En outre, une proportion très significative des personnes orientées vers un service social départemental sont en attente d’autres droits (droits à pension, AAH) et ne bénéficient dans l’intervalle que d’un accompagnement virtuel. Cette proportion peut aller de 30 % à 70 % des personnes orientées selon les estimations des départements, ce qui dégage potentiellement du temps pour d’autres allocataires.

Cette faiblesse de l’accompagnement apparaît en décalage avec le constat du nombre important de bénéficiaires qui sont dans le dispositif depuis de longues années : selon la Drees, fin 2019, 36 % des bénéficiaires du RSA le sont depuis plus de cinq ans, et 15% depuis plus de dix ans.

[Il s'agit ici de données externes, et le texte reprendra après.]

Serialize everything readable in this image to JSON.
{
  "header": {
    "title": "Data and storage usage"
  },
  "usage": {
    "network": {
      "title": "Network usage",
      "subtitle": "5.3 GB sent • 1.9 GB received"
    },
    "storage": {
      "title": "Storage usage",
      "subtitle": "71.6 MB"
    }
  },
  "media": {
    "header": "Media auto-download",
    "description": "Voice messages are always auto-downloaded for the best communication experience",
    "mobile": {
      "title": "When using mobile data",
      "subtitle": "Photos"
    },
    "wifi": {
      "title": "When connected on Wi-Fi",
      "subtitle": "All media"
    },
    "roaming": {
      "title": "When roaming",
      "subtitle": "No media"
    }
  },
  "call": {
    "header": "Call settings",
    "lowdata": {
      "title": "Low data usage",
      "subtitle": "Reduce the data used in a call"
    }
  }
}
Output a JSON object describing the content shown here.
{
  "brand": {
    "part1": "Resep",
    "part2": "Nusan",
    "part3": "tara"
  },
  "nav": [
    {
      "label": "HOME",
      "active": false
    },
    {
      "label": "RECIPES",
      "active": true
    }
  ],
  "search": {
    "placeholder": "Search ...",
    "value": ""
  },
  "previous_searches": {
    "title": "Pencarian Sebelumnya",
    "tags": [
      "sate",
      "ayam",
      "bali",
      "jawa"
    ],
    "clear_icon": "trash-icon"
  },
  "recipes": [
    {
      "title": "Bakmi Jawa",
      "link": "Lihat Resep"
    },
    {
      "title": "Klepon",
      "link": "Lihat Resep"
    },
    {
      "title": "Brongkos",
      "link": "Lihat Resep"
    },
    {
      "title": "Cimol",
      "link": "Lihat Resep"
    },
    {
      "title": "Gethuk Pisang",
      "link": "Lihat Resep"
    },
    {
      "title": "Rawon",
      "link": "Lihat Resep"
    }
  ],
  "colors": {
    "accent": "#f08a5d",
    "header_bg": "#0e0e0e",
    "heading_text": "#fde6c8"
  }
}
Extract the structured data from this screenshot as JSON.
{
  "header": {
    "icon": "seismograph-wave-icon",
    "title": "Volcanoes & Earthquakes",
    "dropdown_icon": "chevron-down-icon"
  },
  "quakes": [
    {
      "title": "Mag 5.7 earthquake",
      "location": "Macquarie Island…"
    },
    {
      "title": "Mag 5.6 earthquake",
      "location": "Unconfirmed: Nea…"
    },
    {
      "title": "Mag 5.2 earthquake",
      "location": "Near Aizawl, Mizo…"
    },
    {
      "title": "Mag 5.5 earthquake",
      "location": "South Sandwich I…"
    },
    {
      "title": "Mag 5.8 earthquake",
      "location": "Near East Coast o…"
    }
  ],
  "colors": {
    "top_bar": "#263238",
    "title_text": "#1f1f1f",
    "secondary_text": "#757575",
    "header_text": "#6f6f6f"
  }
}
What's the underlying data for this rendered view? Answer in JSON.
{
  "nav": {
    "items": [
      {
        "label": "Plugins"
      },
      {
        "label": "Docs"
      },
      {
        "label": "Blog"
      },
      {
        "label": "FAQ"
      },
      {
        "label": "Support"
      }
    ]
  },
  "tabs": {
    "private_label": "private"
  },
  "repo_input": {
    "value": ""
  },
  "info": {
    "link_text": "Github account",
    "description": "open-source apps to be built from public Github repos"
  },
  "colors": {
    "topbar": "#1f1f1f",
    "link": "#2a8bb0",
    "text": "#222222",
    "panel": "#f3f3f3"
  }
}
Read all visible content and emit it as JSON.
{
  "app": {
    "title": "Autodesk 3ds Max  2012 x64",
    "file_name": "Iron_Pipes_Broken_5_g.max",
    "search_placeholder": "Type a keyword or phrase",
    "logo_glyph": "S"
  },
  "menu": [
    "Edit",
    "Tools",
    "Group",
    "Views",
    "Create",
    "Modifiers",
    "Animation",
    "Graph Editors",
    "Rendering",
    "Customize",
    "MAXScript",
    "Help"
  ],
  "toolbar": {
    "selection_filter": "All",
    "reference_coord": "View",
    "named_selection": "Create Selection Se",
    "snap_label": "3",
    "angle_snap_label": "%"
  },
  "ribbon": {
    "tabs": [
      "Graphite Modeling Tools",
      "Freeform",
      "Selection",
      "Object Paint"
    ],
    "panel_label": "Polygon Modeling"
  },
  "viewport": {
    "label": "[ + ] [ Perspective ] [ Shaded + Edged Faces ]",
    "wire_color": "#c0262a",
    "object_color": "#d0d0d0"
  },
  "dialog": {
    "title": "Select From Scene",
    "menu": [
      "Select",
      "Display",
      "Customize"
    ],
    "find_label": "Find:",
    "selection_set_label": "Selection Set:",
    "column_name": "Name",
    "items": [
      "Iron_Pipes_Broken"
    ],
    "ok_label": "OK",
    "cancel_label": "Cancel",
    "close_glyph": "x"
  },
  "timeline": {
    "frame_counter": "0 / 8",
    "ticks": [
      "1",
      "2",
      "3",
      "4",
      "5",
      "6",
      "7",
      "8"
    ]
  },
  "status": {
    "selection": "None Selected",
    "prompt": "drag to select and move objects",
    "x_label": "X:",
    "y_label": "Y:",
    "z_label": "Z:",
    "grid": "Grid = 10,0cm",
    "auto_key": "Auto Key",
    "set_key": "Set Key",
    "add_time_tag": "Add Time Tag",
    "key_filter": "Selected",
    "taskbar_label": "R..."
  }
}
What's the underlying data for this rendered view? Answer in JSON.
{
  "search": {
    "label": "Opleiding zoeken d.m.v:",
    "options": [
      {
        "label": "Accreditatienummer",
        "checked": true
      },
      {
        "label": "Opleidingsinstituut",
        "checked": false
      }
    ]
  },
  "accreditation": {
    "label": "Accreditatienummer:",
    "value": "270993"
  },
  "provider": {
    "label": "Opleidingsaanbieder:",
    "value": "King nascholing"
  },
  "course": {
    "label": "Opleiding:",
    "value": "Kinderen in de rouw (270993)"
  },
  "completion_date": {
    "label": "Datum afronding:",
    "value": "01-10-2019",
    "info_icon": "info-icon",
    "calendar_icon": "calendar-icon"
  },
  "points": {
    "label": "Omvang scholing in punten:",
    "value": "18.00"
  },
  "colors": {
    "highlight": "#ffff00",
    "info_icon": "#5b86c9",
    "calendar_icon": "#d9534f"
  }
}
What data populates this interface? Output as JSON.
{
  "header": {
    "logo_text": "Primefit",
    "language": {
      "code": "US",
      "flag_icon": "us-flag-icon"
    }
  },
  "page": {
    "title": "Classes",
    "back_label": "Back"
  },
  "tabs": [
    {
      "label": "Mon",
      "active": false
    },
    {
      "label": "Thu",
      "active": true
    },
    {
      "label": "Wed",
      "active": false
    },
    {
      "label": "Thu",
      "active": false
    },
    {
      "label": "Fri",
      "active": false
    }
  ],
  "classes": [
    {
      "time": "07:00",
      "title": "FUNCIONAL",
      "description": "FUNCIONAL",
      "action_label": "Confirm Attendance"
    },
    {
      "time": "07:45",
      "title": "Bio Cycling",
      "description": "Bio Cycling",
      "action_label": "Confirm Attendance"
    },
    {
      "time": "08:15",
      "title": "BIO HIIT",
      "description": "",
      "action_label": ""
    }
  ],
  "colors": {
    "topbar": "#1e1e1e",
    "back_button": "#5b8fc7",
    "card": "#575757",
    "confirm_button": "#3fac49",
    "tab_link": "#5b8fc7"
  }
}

Pour

ces personnes très éloignées de l’emploi et peu suivies par les services sociaux (ou alors pour des motifs sans rapport avec l’objectif légal d’un parcours de réinsertion vers l’emploi), souvent marginalisées, la pertinence même du cadre défini autour de l’allocation RSA, et la notion de droits et devoir en particulier, n’est pas assurée.